Nous descendons après une courte halte sur ce sommet. Notre iman nous montre le chemin du second des hameaux qui composent le village de Bey-Keui, et nous y arrivons en dix minutes. Nous sommes reçus par l’aga, qui est le principal personnage du lieu : il nous engage à nous asseoir pour prendre le café. L’intérêt avec lequel nous paraissons écouter ses plaintes contre les Tartares le décide à pousser plus loin encore l’amabilité. Tout d’un coup il se lève, disparaît quelques instans, puis reparaît avec un plateau qui porte tout un déjeuner.
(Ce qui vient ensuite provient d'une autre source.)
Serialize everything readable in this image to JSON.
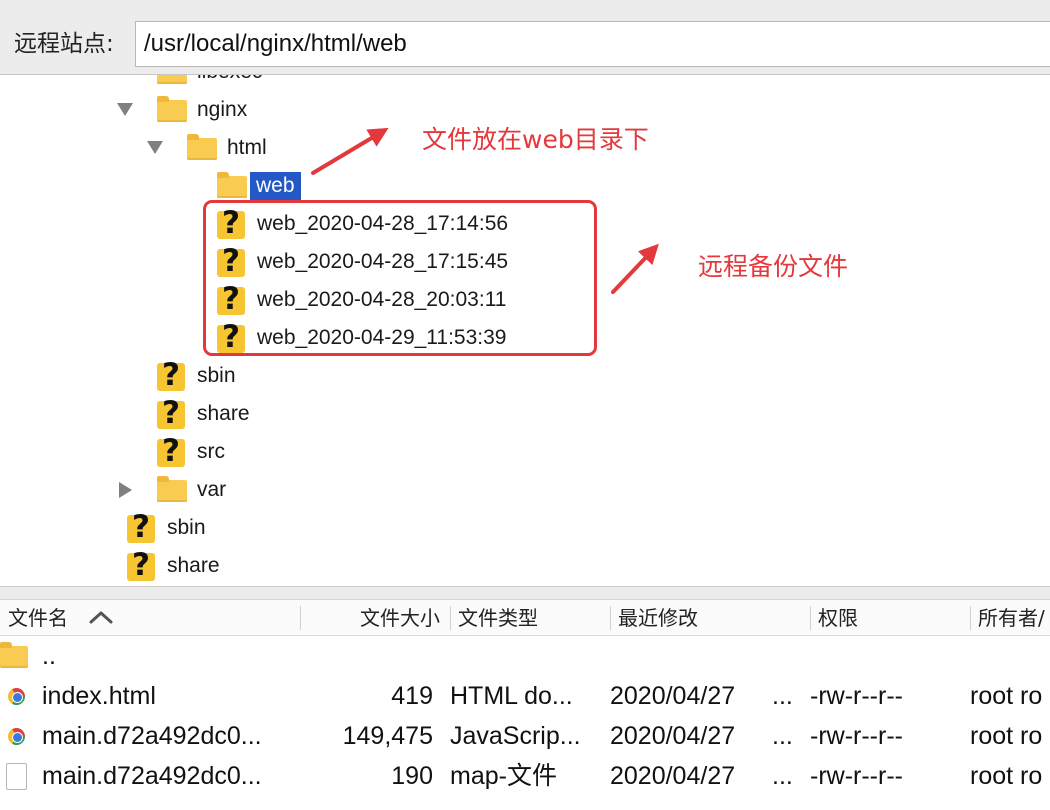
{
  "remote_site": {
    "label": "远程站点:",
    "path": "/usr/local/nginx/html/web"
  },
  "tree": {
    "items": [
      {
        "label": "libexec",
        "icon": "folder-icon"
      },
      {
        "label": "nginx",
        "icon": "folder-icon",
        "expanded": true
      },
      {
        "label": "html",
        "icon": "folder-icon",
        "expanded": true
      },
      {
        "label": "web",
        "icon": "folder-icon",
        "selected": true
      },
      {
        "label": "web_2020-04-28_17:14:56",
        "icon": "unknown-file-icon"
      },
      {
        "label": "web_2020-04-28_17:15:45",
        "icon": "unknown-file-icon"
      },
      {
        "label": "web_2020-04-28_20:03:11",
        "icon": "unknown-file-icon"
      },
      {
        "label": "web_2020-04-29_11:53:39",
        "icon": "unknown-file-icon"
      },
      {
        "label": "sbin",
        "icon": "unknown-file-icon"
      },
      {
        "label": "share",
        "icon": "unknown-file-icon"
      },
      {
        "label": "src",
        "icon": "unknown-file-icon"
      },
      {
        "label": "var",
        "icon": "folder-icon",
        "expanded": false
      },
      {
        "label": "sbin",
        "icon": "unknown-file-icon"
      },
      {
        "label": "share",
        "icon": "unknown-file-icon"
      }
    ]
  },
  "annotations": {
    "web_dir_note": "文件放在web目录下",
    "backup_note": "远程备份文件",
    "color": "#e4393c"
  },
  "file_list": {
    "columns": {
      "name": "文件名",
      "size": "文件大小",
      "type": "文件类型",
      "modified": "最近修改",
      "permissions": "权限",
      "owner": "所有者/"
    },
    "sort_icon": "chevron-up-icon",
    "rows": [
      {
        "icon": "folder-icon",
        "name": ".."
      },
      {
        "icon": "chrome-html-icon",
        "name": "index.html",
        "size": "419",
        "type": "HTML do...",
        "modified": "2020/04/27",
        "modified_overflow": "...",
        "permissions": "-rw-r--r--",
        "owner": "root ro"
      },
      {
        "icon": "chrome-html-icon",
        "name": "main.d72a492dc0...",
        "size": "149,475",
        "type": "JavaScrip...",
        "modified": "2020/04/27",
        "modified_overflow": "...",
        "permissions": "-rw-r--r--",
        "owner": "root ro"
      },
      {
        "icon": "plain-file-icon",
        "name": "main.d72a492dc0...",
        "size": "190",
        "type": "map-文件",
        "modified": "2020/04/27",
        "modified_overflow": "...",
        "permissions": "-rw-r--r--",
        "owner": "root ro"
      }
    ]
  },
  "colors": {
    "selection": "#2458c6",
    "folder": "#f9cb50",
    "unknown_icon": "#f7c531",
    "toolbar_bg": "#ececec"
  }
}
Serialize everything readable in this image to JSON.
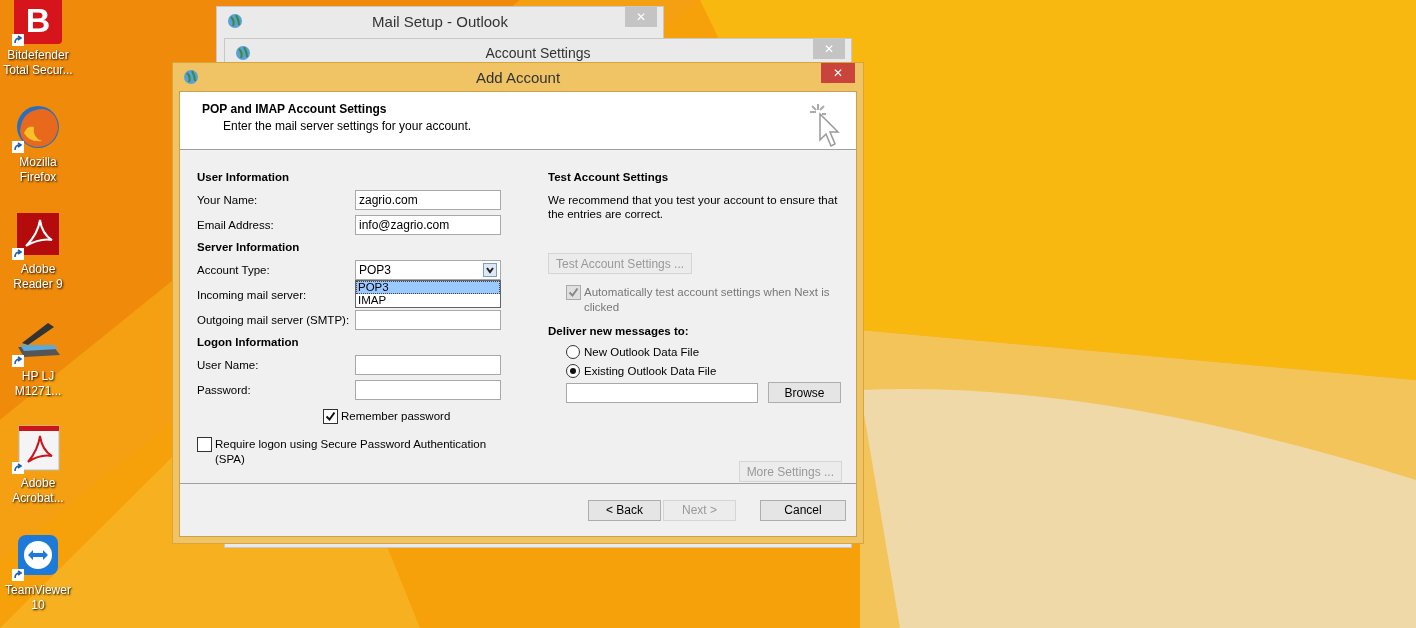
{
  "desktop_icons": [
    {
      "label": "Bitdefender Total Secur...",
      "kind": "bitdefender",
      "glyph": "B"
    },
    {
      "label": "Mozilla Firefox",
      "kind": "firefox"
    },
    {
      "label": "Adobe Reader 9",
      "kind": "reader"
    },
    {
      "label": "HP LJ M1271...",
      "kind": "scanner"
    },
    {
      "label": "Adobe Acrobat...",
      "kind": "acrobat"
    },
    {
      "label": "TeamViewer 10",
      "kind": "teamviewer"
    }
  ],
  "back_windows": [
    {
      "title": "Mail Setup - Outlook"
    },
    {
      "title": "Account Settings"
    }
  ],
  "dialog": {
    "title": "Add Account",
    "close": "✕",
    "header": {
      "title": "POP and IMAP Account Settings",
      "subtitle": "Enter the mail server settings for your account."
    },
    "left_sections": [
      {
        "heading": "User Information",
        "rows": [
          {
            "label": "Your Name:",
            "kind": "text",
            "value": "zagrio.com"
          },
          {
            "label": "Email Address:",
            "kind": "text",
            "value": "info@zagrio.com"
          }
        ]
      },
      {
        "heading": "Server Information",
        "rows": [
          {
            "label": "Account Type:",
            "kind": "combo",
            "value": "POP3",
            "options": [
              {
                "label": "POP3",
                "selected": true
              },
              {
                "label": "IMAP",
                "selected": false
              }
            ]
          },
          {
            "label": "Incoming mail server:",
            "kind": "hidden"
          },
          {
            "label": "Outgoing mail server (SMTP):",
            "kind": "text"
          }
        ]
      },
      {
        "heading": "Logon Information",
        "rows": [
          {
            "label": "User Name:",
            "kind": "text"
          },
          {
            "label": "Password:",
            "kind": "text"
          }
        ]
      }
    ],
    "remember_password": {
      "label": "Remember password",
      "checked": true
    },
    "spa": {
      "label": "Require logon using Secure Password Authentication (SPA)",
      "checked": false
    },
    "test": {
      "heading": "Test Account Settings",
      "text": "We recommend that you test your account to ensure that the entries are correct.",
      "button": {
        "label": "Test Account Settings ...",
        "disabled": true
      },
      "auto_test": {
        "label": "Automatically test account settings when Next is clicked",
        "checked": true,
        "disabled": true
      }
    },
    "deliver": {
      "heading": "Deliver new messages to:",
      "options": [
        {
          "label": "New Outlook Data File",
          "selected": false
        },
        {
          "label": "Existing Outlook Data File",
          "selected": true
        }
      ],
      "browse": "Browse"
    },
    "more_settings": {
      "label": "More Settings ...",
      "disabled": true
    },
    "buttons": [
      {
        "label": "< Back",
        "disabled": false
      },
      {
        "label": "Next >",
        "disabled": true
      },
      {
        "label": "Cancel",
        "disabled": false
      }
    ]
  }
}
Quoique ce repas soit le second de la journée, il faut bien se résigner. Le brave homme nous raconte ses malheurs. Une bande de ces Tartares qui de Russie ont récemment émigré en Turquie a construit un village à un quart d’heure de Bey-Keui; le gouvernement leur a donné des terres, mais ils ne s’en sont pas contentés : ils ont pris ce qui dans le voisinage était à leur convenance. Ainsi ils se seraient emparés de quatre cents journaux de terre labourable appartenant à Osman-Aga, notre interlocuteur! Toutes les réclamations adressées au mudir et au caïmacan ont été inutiles : les Tartares se prévalent de la bienveillance que leur témoigne le gouvernement impérial, et d’ailleurs, quoiqu’ils ne sachent pas encore parler le turc, ils connaissent assez déjà leur Turquie pour savoir acheter à propos la connivence des autorités. C’est une leçon qu’ils avaient pu apprendre autrefois en Russie. Quant à résister soi-même à ces usurpateurs, on n’ose; les Tartares sont plus nombreux, et ils se servent volontiers du fusil et du couteau. Je promets à notre homme, pour le consoler, de tâcher de lui faire rendre justice, et je comble de joie son neveu, grand chasseur de cerfs, en lui donnant un peu de poudre. Il y a beaucoup de ce gros gibier dans la montagne, car on va le chasser sans chien. On rencontre les cerfs par bandes, et on tâche de les approcher à portée de la balle; on y réussit assez souvent. L’hiver, ils viennent tout près du village, mais maintenant il faudrait aller les chercher à plusieurs heures d’ici, dans la haute région, là où commencent les forêts de pins.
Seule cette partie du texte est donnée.